The Royal Mint has been given the task of creating an NFT to represent the “forward-looking approach” Her Majesty’s Treasury believes it will take towards cryptocurrencies and blockchains. John Glen, Economic Secretary to Treasury, announced the project in a speech. He said that more information about the mint’s location would be forthcoming “very soon”.
Although NFTs have been issued by countries such as Ukraine before, this announcement feels different. For one, it comes from the highest level of the British government. It is also expected to be executed by the entity responsible for printing the country’s currency.
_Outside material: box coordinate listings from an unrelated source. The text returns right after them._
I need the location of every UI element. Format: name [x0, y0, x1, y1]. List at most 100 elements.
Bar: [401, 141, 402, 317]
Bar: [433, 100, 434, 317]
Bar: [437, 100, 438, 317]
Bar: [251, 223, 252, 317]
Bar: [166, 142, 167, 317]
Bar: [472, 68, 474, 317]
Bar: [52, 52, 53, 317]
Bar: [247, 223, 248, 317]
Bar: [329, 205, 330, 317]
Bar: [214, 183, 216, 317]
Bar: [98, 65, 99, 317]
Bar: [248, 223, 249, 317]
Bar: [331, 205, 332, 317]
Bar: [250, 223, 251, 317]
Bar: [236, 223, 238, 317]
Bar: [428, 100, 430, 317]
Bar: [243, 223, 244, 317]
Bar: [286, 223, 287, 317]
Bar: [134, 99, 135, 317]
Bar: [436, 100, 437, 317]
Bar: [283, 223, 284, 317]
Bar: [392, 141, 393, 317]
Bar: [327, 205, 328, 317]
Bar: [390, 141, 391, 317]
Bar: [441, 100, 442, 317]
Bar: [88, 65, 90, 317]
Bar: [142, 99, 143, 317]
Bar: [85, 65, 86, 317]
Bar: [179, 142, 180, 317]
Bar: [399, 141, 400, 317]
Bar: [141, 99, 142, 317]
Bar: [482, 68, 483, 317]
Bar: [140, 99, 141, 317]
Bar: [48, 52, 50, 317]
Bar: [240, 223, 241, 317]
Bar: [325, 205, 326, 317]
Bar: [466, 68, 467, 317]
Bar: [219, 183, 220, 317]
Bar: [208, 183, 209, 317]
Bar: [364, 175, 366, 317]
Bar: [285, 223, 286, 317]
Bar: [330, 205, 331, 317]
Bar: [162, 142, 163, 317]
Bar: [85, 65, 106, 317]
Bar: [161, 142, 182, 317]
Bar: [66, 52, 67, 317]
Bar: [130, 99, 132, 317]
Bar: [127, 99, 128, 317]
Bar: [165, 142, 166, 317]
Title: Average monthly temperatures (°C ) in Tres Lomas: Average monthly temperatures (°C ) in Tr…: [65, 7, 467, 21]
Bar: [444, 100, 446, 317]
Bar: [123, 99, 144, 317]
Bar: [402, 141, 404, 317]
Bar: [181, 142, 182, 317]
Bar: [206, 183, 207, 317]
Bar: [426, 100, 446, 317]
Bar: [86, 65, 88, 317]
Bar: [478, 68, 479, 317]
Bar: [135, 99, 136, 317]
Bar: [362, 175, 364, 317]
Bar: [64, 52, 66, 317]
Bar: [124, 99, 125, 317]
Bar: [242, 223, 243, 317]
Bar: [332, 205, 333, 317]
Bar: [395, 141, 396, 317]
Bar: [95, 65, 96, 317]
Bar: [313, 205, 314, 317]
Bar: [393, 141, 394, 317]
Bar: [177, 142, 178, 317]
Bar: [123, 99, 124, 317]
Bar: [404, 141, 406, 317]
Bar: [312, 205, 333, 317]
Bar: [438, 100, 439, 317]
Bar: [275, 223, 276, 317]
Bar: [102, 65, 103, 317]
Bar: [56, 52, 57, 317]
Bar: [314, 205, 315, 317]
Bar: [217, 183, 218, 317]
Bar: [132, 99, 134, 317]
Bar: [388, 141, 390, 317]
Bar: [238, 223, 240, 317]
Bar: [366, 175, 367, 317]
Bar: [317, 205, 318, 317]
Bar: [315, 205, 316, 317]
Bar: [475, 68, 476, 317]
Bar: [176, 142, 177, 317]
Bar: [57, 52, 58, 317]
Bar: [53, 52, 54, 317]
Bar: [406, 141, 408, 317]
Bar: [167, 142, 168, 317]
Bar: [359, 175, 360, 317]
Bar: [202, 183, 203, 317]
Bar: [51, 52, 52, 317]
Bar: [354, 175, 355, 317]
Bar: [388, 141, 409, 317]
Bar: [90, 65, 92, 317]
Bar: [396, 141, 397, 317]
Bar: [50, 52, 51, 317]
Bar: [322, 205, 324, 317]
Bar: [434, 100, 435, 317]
However, this does not mean that the government will replace the pound by HerMajesty’sCoin anytime soon. It is easy to dismiss the announcement as a PR exercise. The treasury wants to demonstrate that it is serious about making the UK a hub of financial innovation and get “in the ground floor with crypto” (by announcing an NFT more than a year after Taco Bell released its own crypto token).
It seems that the UK government takes crypto seriously, to be fair. Glen stated that the Treasury has asked a legal task team to examine the “legal status decentralized autonomous organisations” (or DAOs). The talk is about crypto and includes a summary of the government’s current work. It is long, with a fair amount of fluff. You can view it in full here.
Reuters does a great job breaking down the main components. However, a TL:DR: The UK’s treasury works on regulation of some stablecoins (cryptocurrencies whose price is, in theory at least, tied to fiat currencies). It will be holding a lot of meetings about crypto regulation and is still developing its “regulatory sandbox” that allows crypto companies to “test products and service in a controlled environment.”
It’s difficult to predict what the future holds for the Treasury’s crypto project. It will be a collectible that crypto-lovers across the UK will treasure in their wallets. Will it be just one NFT? (The announcement tweet suggests that there will be only one) and stored in a hardware wallet at Buckingham Palace or Tower of London?
This is probably not the most important part. NFTs may be buzzy, or at least they were at one time. However, crypto’s future will depend on how countries with large stakes in global finance decide to regulate them.